The pressure on today’s development teams is real: innovate, release quickly, and then do it all again, only faster. Is it any surprise that studies are showing 83% of software developers are feeling burnout? We’re here to remind you that it doesn’t have to be this way.
Teams with observability baked in can support rapid release velocity and developer morale, all while creating space and time for truly creative application development. Observability provides the ability to see inside your complex and distributed systems to know exactly what’s happening in real time. Rather than hours or days wasted trying to debug novel issues, teams can use specific workflows to remediate, in minutes, what release changes caused issues and how users are experiencing the new code, making it simple to decide whether to roll forward or back.
Think of observability as the best gift organizations can give to developers (and, ultimately, to their bottom lines). That was certainly the case at Slack where releases were delayed due to a high rate (50%) of flaky tests. When the team added Honeycomb’s event-based observability to their CI pipeline, flaky tests fell to just 5% and the release velocity dramatically increased.

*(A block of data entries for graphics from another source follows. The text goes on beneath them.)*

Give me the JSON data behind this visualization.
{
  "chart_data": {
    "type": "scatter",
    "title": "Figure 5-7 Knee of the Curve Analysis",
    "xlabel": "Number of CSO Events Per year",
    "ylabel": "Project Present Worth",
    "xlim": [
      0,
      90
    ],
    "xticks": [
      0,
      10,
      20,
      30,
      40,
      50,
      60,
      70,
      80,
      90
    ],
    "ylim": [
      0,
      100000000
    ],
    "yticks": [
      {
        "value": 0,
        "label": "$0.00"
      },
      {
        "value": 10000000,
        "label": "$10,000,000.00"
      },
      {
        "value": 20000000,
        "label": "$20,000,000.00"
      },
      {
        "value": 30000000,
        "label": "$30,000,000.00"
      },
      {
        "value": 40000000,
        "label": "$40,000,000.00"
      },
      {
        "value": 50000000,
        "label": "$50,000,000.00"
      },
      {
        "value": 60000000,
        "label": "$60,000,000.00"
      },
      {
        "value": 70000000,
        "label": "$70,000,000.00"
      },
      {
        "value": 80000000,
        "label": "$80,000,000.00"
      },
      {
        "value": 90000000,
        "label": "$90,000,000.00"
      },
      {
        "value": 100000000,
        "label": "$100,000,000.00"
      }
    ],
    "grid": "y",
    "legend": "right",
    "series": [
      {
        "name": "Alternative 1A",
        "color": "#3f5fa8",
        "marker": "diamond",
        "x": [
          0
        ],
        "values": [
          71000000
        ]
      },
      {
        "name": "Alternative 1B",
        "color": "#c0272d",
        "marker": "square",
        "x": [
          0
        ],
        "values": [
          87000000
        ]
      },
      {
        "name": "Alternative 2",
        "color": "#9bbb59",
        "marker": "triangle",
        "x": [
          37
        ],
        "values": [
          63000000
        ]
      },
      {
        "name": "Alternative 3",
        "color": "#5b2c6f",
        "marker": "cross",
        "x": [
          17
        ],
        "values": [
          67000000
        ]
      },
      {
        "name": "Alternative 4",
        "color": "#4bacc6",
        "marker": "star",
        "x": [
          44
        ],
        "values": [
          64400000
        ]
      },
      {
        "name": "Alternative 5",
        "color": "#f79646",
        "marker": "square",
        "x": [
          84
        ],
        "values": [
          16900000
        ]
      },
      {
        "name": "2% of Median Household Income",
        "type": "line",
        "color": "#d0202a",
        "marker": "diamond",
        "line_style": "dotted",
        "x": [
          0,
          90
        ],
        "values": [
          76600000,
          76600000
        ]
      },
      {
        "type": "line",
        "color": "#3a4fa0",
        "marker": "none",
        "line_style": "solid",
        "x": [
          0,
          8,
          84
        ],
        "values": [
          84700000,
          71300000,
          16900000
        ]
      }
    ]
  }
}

No matter where teams are on their journey to faster releases, observability can help. Here are five ways observability enables faster and more stable releases.
Build quickly but with dependencies in mind
It’s impossible to move rapidly without seeing clearly, and that’s why baking observability into the build and release process just makes sense. Honeycomb’s observability platform will give developers actionable insights that enables them to deploy stable releases quickly. Our Service Map is a visual correlation of services and dependencies so developers can easily build with interconnectivity in mind. And, bonus, Honeycomb integrates easily into existing development tools, so teams can spend time innovating rather than context switching.
Leverage real-time feedback on code behavior
Releasing code “into the wild” won’t be scary anymore because observability gives teams in the moment feedback on how an application is behaving. Get granular visibility into the behavior of distributed systems before, during, and after deployments. And with Honeycomb, teams can easily monitor key factors such as performance degradation, response times, and resource utilization to ensure that systems continue to operate as they should.
Also, Honeycomb and the open source framework OpenTelemetry (OTel) are truly better together. Instrument (automatically or manually) with OTel and it’s possible to explore rich data down to individual user requests, creating nearly instant feedback loops on how customers are experiencing new code post-deploy.
Empower the entire team to find and fix issues quickly
If newly released code has a problem, Honeycomb needs just seconds to surface thousands of contextual results, meaning anyone on the team, regardless of tenure, is able to step in to solve the incident. Our industry-leading query engine and our BubbleUp visualizations make it a snap to zoom in on outliers, or search for unique identifiers such as build ID, and use Honeymarkers to pinpoint exactly where and when something went wrong with a release.
Get alignment on error thresholds to reduce customer churn
Find problems before customers do using our industry-leading query engine combined with thoughtfully-crafted service level objectives (SLOs). Honeycomb and SLOs are an ideal combination to ensure customer expectations are met (and even exceeded) and our experience is proof: SLOs alerted us to a partial degradation that monitoring missed.
Create an engineering culture that makes releasing new features routine
According to the DORA metrics, elite DevOps teams deploy code multiple times a day. That may sound like a stretch, but smaller deploys are easier to manage than large ones, and this is definitely a place where observability plays an important role. Deploying observable code is simply less stressful/risky because teams will know quickly if there are any issues. Embrace the benefits of frequent smaller deploys, and take advantage of that extra time and energy to create code that can delight users.
Observability is more than a platform: it’s a culture shift.
No organization can afford to waste time or valuable engineering resources which is why adding observability into the tool mix is a “just makes sense” solution. But even the best observability offering needs a culture of support. To achieve—and sustain—increased release velocity while also taking care of the people, it’s critical to shift observability left, creating a culture of shared problem-solving that at the same time allows for velocity, decreases stress, and promotes creativity. It’s a tall order, but we live it at Honeycomb, and we’re here to help.